Por que eu?

“Por que eu?” Ou apenas “por quê?” São talvez as primeiras perguntas que surgem para quem recebe o diagnóstico de câncer, principalmente quando se é mais jovem. As causas do câncer ainda são na sua imensa maioria um grande mistério. É claro que praticar exercícios com regularidade, ter uma alimentação saudável e atentar para a qualidade de vida diminuem as chances não só de desenvolver câncer, mas de várias outras doenças. Mas em geral não é possível definir uma relação de causa e efeito para essa doença, a não ser a quantidade de anos vividos. Ou seja, quanto mais velho, maior a probabilidade. Daí o espanto, não só da família mas das pessoas em geral, quando se descobre o câncer em um jovem adulto, responsável por apenas 4% dos casos.

Tentar buscar uma causa é inevitável, mas na maioria das vezes infrutífero. Mesmo fatores de risco conhecidos como exposição excessiva à radiação e infecção por HPV ou HIV provavelmente são responsáveis por uma pequena fração dos diagnósticos. No caso da minha esposa Karla, diagnosticada com câncer colorretal aos 33 anos, fica difícil imaginar algo diferente do que um imenso azar. Era uma pessoa de hábitos saudáveis, sem histórico na família, não fumava, e ainda assim algumas células de seu corpo resolveram se reproduzir de forma desordenada e migrar para outras partes do corpo. Diante dessa constatação, nossa tentativa foi de imediatamente focar no prognóstico, no tratamento, na possibilidade de cura.
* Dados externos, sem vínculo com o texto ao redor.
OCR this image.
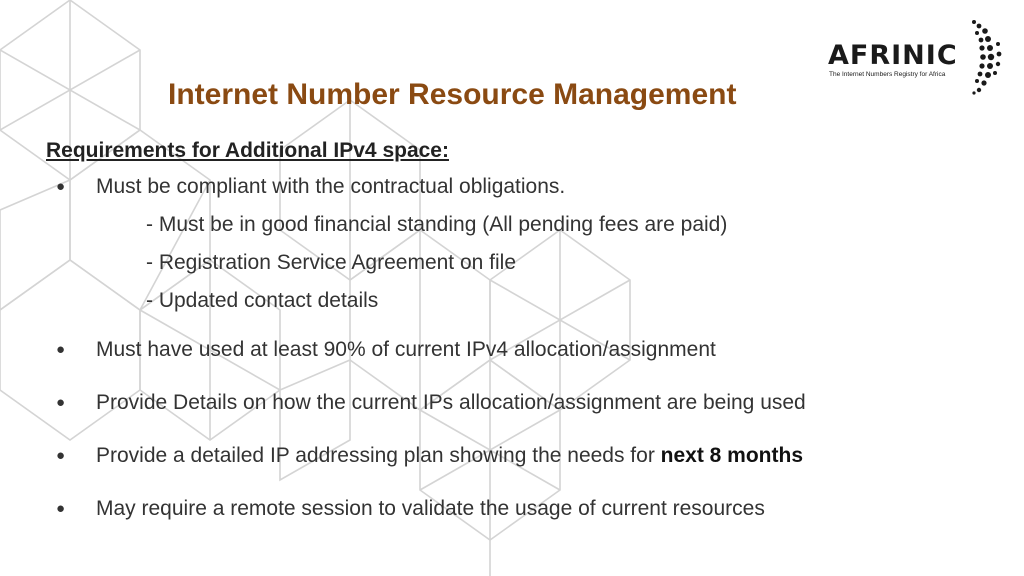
AFRINIC
The Internet Numbers Registry for Africa
Internet Number Resource Management
Requirements for Additional IPv4 space:
● Must be compliant with the contractual obligations.
- Must be in good financial standing (All pending fees are paid)
- Registration Service Agreement on file
- Updated contact details
● Must have used at least 90% of current IPv4 allocation/assignment
● Provide Details on how the current IPs allocation/assignment are being used
● Provide a detailed IP addressing plan showing the needs for next 8 months
● May require a remote session to validate the usage of current resources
Isso não elimina de forma alguma os momentos de raiva, de não aceitação, de incredulidade com a situação, mas não há dúvidas de que essa postura orientada para o futuro, e não para as possíveis e indecifráveis causas, nos ajudou muito a encarar o dia a dia com mais serenidade.

Até porque, no limite, uma outra forma de olhar o contexto é se perguntar “por que não eu?” Não somos melhores do que ninguém, e estamos sujeitos aos mesmos acasos que outras pessoas. Além disso, apesar de ser um grupo menos sujeito ao câncer, estima-se que mais de 60 mil pessoas de 20 a 39 anos são diagnosticadas todo ano só nos Estados Unidos segundo a American Cancer Society. Definitivamente não se está sozinho nessa. O que não ameniza o fato de ser uma doença estúpida, gravíssima, com um tratamento em geral bastante pesado e que afeta drasticamente a rotina da família. Mas pelo menos nos dá uma motivação diferente para lidar com a doença e seguir com a vida e com o que ela tem de melhor.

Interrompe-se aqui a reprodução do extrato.